There are three books you wrote on Amazon that don't really say what they're about. So can you tell us about "Why Didn't I Think of That," "Modest Proposals" and "Easy Answers to Hard Questions"?
The description on Amazon probably describes it-out of print. Why Didn't I Think of That? was something I did with a woman named Alexandra Anderson a long long time ago and it was a collection of other people's million-dollar ideas. The kind of thing where you think that everyone has one in their head but they're often very entertaining and ingenious. So that was that, a little throwaway project, and people did throw it away.

Modest Proposals was funny letters to famous people, mostly to politicians and corporate bigshots. What it was was humor in the form of letters. But they're genuine-I would write to Strom Thurmond and it would essentially be a little satirical piece about something he did but he would write back. So it was all meant to be barbed and funny but his writing back would make this incredibly great contact and they wouldn't know you were making a joke. Sometimes they'd put themselves inside the joke and play along. So it's a collection of letters and their replies.

Easy Answers to Hard Questions: That was a little throwaway thing too. That was a series of pieces I'd do for New York Magazine, a million years ago. They're figures of speech and clichés: "How quick is 'quick as a wink'?" So then I'd call up an ophthalmologist. It was a kind of nonfiction humor but all these figures of speech I would find accurate, honest answers and hopefully it was funny.

Then there's Diary of a Flying Man.

But Amazon has a description of that one . So when people want to go look at it they can just go do it themselves.
Yeah, lazy bastards. You can't do everything for them. You're only one woman.

Do you miss writing the News Quiz in Slate?
Yeah, very much. That was really fun.

Were you able to do much writing there that you can't do for the column?
I could generate the topics there, but here I can only answer questions from readers but that was my little playground, writing the quiz, and the participants were wonderful. I got to write a funny little essay every day and they were just enormously fun and the people who did the quiz were just so terrific-they were so smart and funny. My job was to provide setups and they would provide punchlines. I thought, "This is my job! This is great!" Really fun and I've stayed friends with people who did it-I'd throw News Quiz parties now and then.
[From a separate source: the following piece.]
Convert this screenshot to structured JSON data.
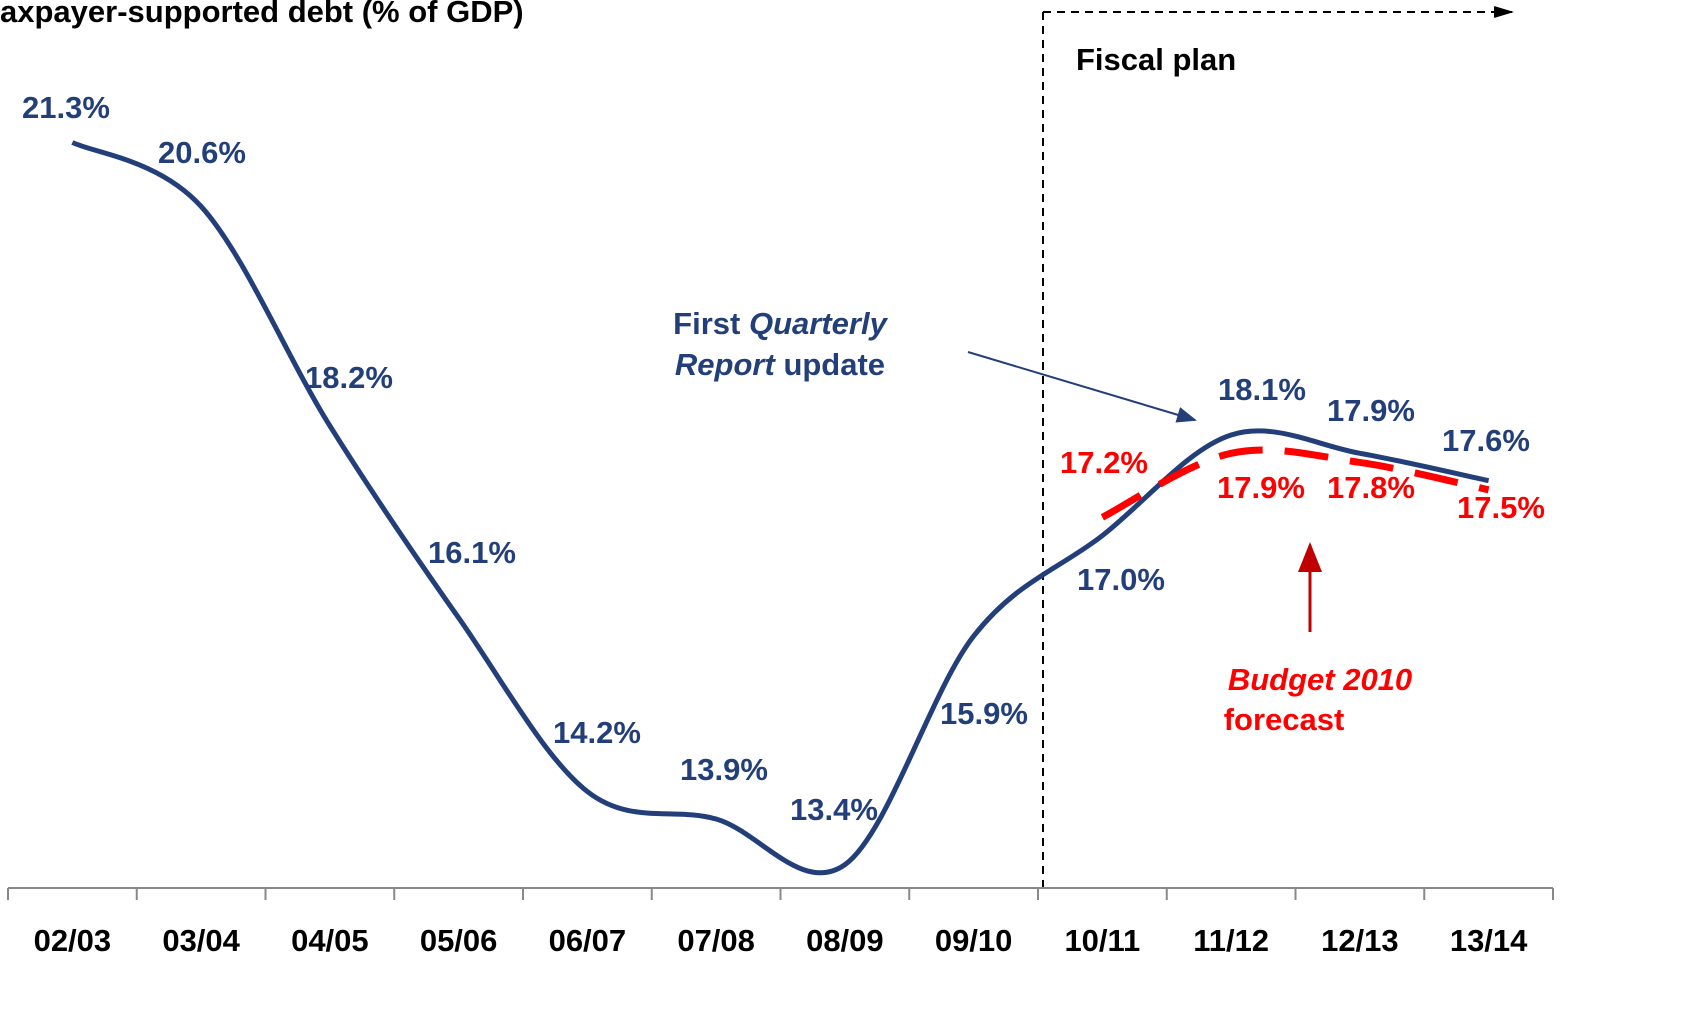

What did you like best about writing for television?
I liked going to the office. Writing is such solitary work and TV was so social in all these wonderful ways. So you'd go there and you'd have colleagues and you'd wander around the halls and chat with them and sometimes during that conversation you'd have an idea. Before Letterman I never really worked on a collaborative enterprise that was so much fun. The person who did the props, she was brilliant, Paul, who did the music, was so smart. None of these were people I'd ever be friends with in my normal course of life and yet together these people put on a show every day. It was just a real treat to be a part of it.

You've written books, for TV, online and more. Of all the work you've done, what are you the proudest of so far?
Well the two jobs that were really lifechanging were working for letterman and getting the Times job. I'm just enormously lucky to have either of them.

How does it feel to be the 94th person interviewed for Zulkey.com?
Well frankly it's disappointing-I was aiming for 100. So I'm a little let down. If I do something really worthwhile under a different name, soon, then maybe you can come back.